Ethiopia: Civilians again mired in intractable and deadly war, Human Rights Council hears |

In their first extended report for Dong Nhan Quyen Association in Geneva, International Commission of Human Rights Experts on Ethiopia say they believe that crimes against humanity were also committed during the war that broke out in the Northern region in November 2020.

The worst violation of rights

Serious rights violations in Tigray were ‘ongoing’maintenance report, note that Fighting resumed last month, breaking a five-month ceasefire.

Extrajudicial killings, rape, sexual violence and starvation of civilians as a method of war“Having happened in Ethiopia since the first days of the conflict,” the council said.

Citing information from “reliable sources”, Kaari Commission chair Betty Murungi – who, like two other members of the council is an independent UN-appointed rights expert – said that there were an “escalation” in drone attacks by government forces using explosive weapons “with wide-ranging effects in densely populated areas”since the wars resumed.

“Our investigation indicates that their use exposes civilians to new and higher risks,” she said. “We have received reports of drone attacks in Tigray over the past four weeks that are believed to have killed and injured civilians, including children.”

Turning to the Tigrayan forces, Ms. Murungi stressed that they may also have committed serious human rights violations “equivalent to war crimes”.

Those are included”Mass murder of Amhara civilians, rape and sexual violence, widespread looting and destruction civilian properties in Kobo and Chenna in August and September 2021.

“For example, while searching homes in Kobo, Tigrayan forces searched for weapons and dragged many men from their homes, executing them, often in front of their families.”

Desperate conditions

Today, international humanitarian access to Tigray continues to be blocked, despite the dire situation there, Ms. Murungi said.

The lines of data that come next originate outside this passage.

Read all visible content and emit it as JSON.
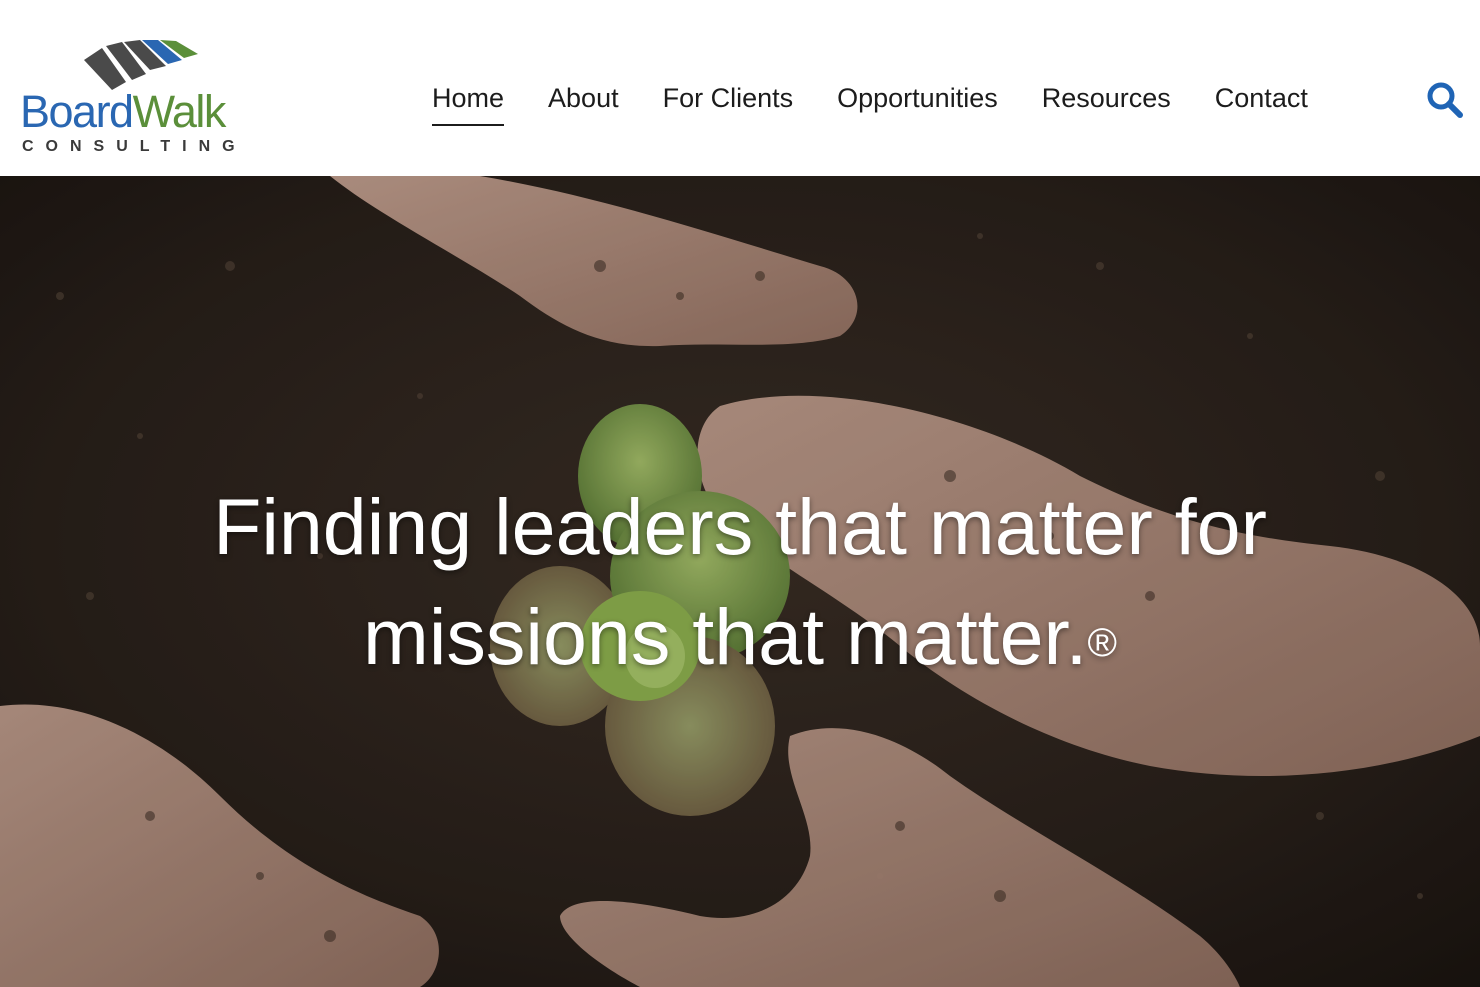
{
  "brand": {
    "name_part1": "Board",
    "name_part2": "Walk",
    "tagline": "CONSULTING",
    "colors": {
      "blue": "#2a67b2",
      "green": "#5b8f3a",
      "gray": "#4a4a4a"
    }
  },
  "nav": {
    "items": [
      {
        "label": "Home",
        "active": true
      },
      {
        "label": "About",
        "active": false
      },
      {
        "label": "For Clients",
        "active": false
      },
      {
        "label": "Opportunities",
        "active": false
      },
      {
        "label": "Resources",
        "active": false
      },
      {
        "label": "Contact",
        "active": false
      }
    ],
    "search_icon": "search-icon",
    "search_color": "#1f64b5"
  },
  "hero": {
    "line1": "Finding leaders that matter for",
    "line2": "missions that matter.",
    "mark": "®"
  }
}
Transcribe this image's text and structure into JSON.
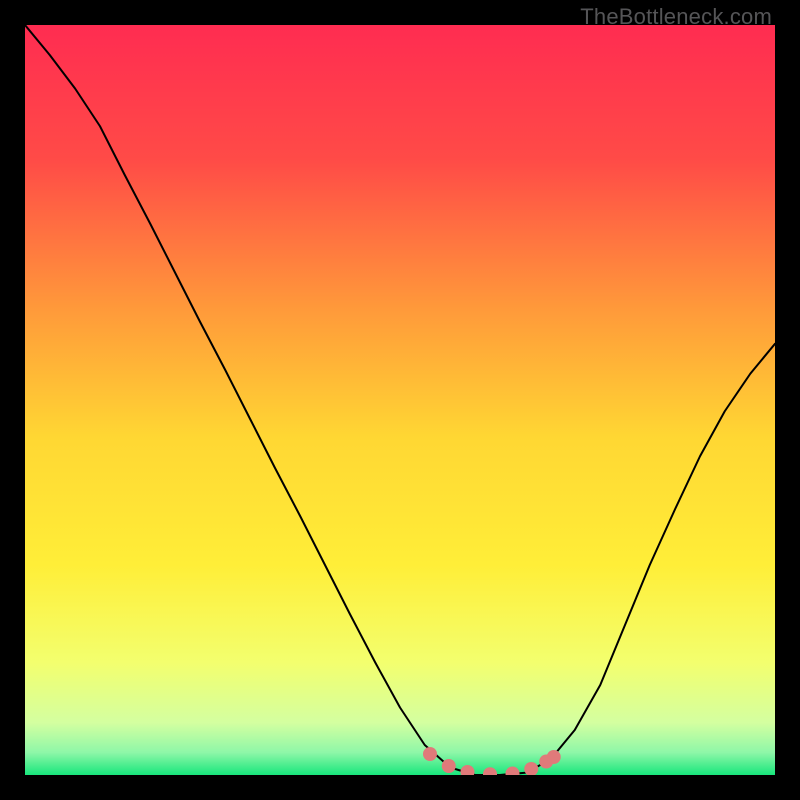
{
  "watermark": "TheBottleneck.com",
  "chart_data": {
    "type": "line",
    "title": "",
    "xlabel": "",
    "ylabel": "",
    "xlim": [
      0,
      100
    ],
    "ylim": [
      0,
      100
    ],
    "background_gradient": {
      "top": "#ff2c51",
      "upper_mid": "#ff8f3a",
      "mid": "#ffe634",
      "lower_mid": "#f5ff70",
      "bottom": "#18e67c"
    },
    "series": [
      {
        "name": "bottleneck-curve",
        "color": "#000000",
        "x": [
          0.0,
          3.3,
          6.7,
          10.0,
          13.3,
          16.7,
          20.0,
          23.3,
          26.7,
          30.0,
          33.3,
          36.7,
          40.0,
          43.3,
          46.7,
          50.0,
          53.3,
          56.7,
          60.0,
          63.3,
          66.7,
          70.0,
          73.3,
          76.7,
          80.0,
          83.3,
          86.7,
          90.0,
          93.3,
          96.7,
          100.0
        ],
        "y": [
          100.0,
          96.0,
          91.5,
          86.5,
          80.0,
          73.5,
          67.0,
          60.5,
          54.0,
          47.5,
          41.0,
          34.5,
          28.0,
          21.5,
          15.0,
          9.0,
          4.0,
          1.0,
          0.0,
          0.0,
          0.3,
          2.0,
          6.0,
          12.0,
          20.0,
          28.0,
          35.5,
          42.5,
          48.5,
          53.5,
          57.5
        ]
      },
      {
        "name": "marker-dots",
        "color": "#e07a7a",
        "x": [
          54.0,
          56.5,
          59.0,
          62.0,
          65.0,
          67.5,
          69.5,
          70.5
        ],
        "y": [
          2.8,
          1.2,
          0.4,
          0.1,
          0.2,
          0.8,
          1.8,
          2.4
        ]
      }
    ]
  }
}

There are reasonable grounds to believe that the Federal Government and its allies “plunder and destroy goods indispensable for the survival of the civilian population in Tigray, killing livestock, destroying food stores, and ravaging crops while also implementing severe restrictions on humanitarian access to Tigray,” she added, noting that over a year, six million people have been denied access to electricity, internet, telecommunications and banking row.

Denial and impeded access to basic services, food, health care and aid relief” crimes against humanity of mistreatment and inhumane acts”, emphasized the Chairman of the Committee.

‘Tactics’ of starvation

“We also have reasonable grounds to believe that the Federal Government is committing a crime using starvation as a method of war,The leading expert on the right to independence continued, noting that Tigrayan forces are said to have looted humanitarian aid.

Based on latest catastrophic humanitarian data from the United Nations Office for the Coordination of Humanitarian Affairs (OCHA), conflict and displacement in northern Ethiopia have left more than nine million people in need in the Tigray, Afar and Amhara . regionswhile severe drought is affecting millions more in the south.

Quote OCHA, Mrs. Murungi said that the combined effect of the Federal government’s measures have left 90% of the population has urgent needs – 80% increase since the start of the conflict.

“Most of the population in Tigray currently lives on limited diets and undernutrition,” she said, adding that “the increase in child marriages and child labor, human trafficking and trafficking has also increased. prostitution as desperate means of survival”.

A child sits inside a burned vehicle during fighting in the Tigray region, northern Ethiopia.

© UNICEF / Christine Nesbitt

A child sits inside a burned vehicle during fighting in the Tigray region, northern Ethiopia.

Tigrayan women and girls are not spared

According to the Chairman of the Committee, Rape and crimes of sexual violence happened “on an astonishing scale” since the early days of the conflict, “with Ethiopian and Eritrean forces and regional militias targeting Tigrayan women and girls with exceptional violence and brutality”.

Tigrayan forces have also committed rape and sexual violence against Amhara women and girls and Eritrean refugees, Ms. Murungi said, highlighting the devastating long-term effects on survivors including trauma, unwanted pregnancy and HIV infection.

‘Unfair and biased surveillance’

Denying the results of the report, the Ethiopian delegation repeated its claim that the federal government was subjected to “unfair and biased scrutiny” at the Council for more than a year.

Addis Ababa was involved in the response to “an armed rebel group that jeopardized the territorial integrity of the country”, the council said.

An international commission of human rights experts on Ethiopia was established after the Human Rights Council adopted resolution S-33/1 on December 17, 2021.

It requires a panel of three human rights experts – appointed by the President of the Human Rights Council – “to conduct a thorough and fair investigation into allegations of violations and abuses of international human rights law as well as as a violation of international humanitarian law and international refugee law in Ethiopia committed as of 3 November 2020 by all parties to the conflict”.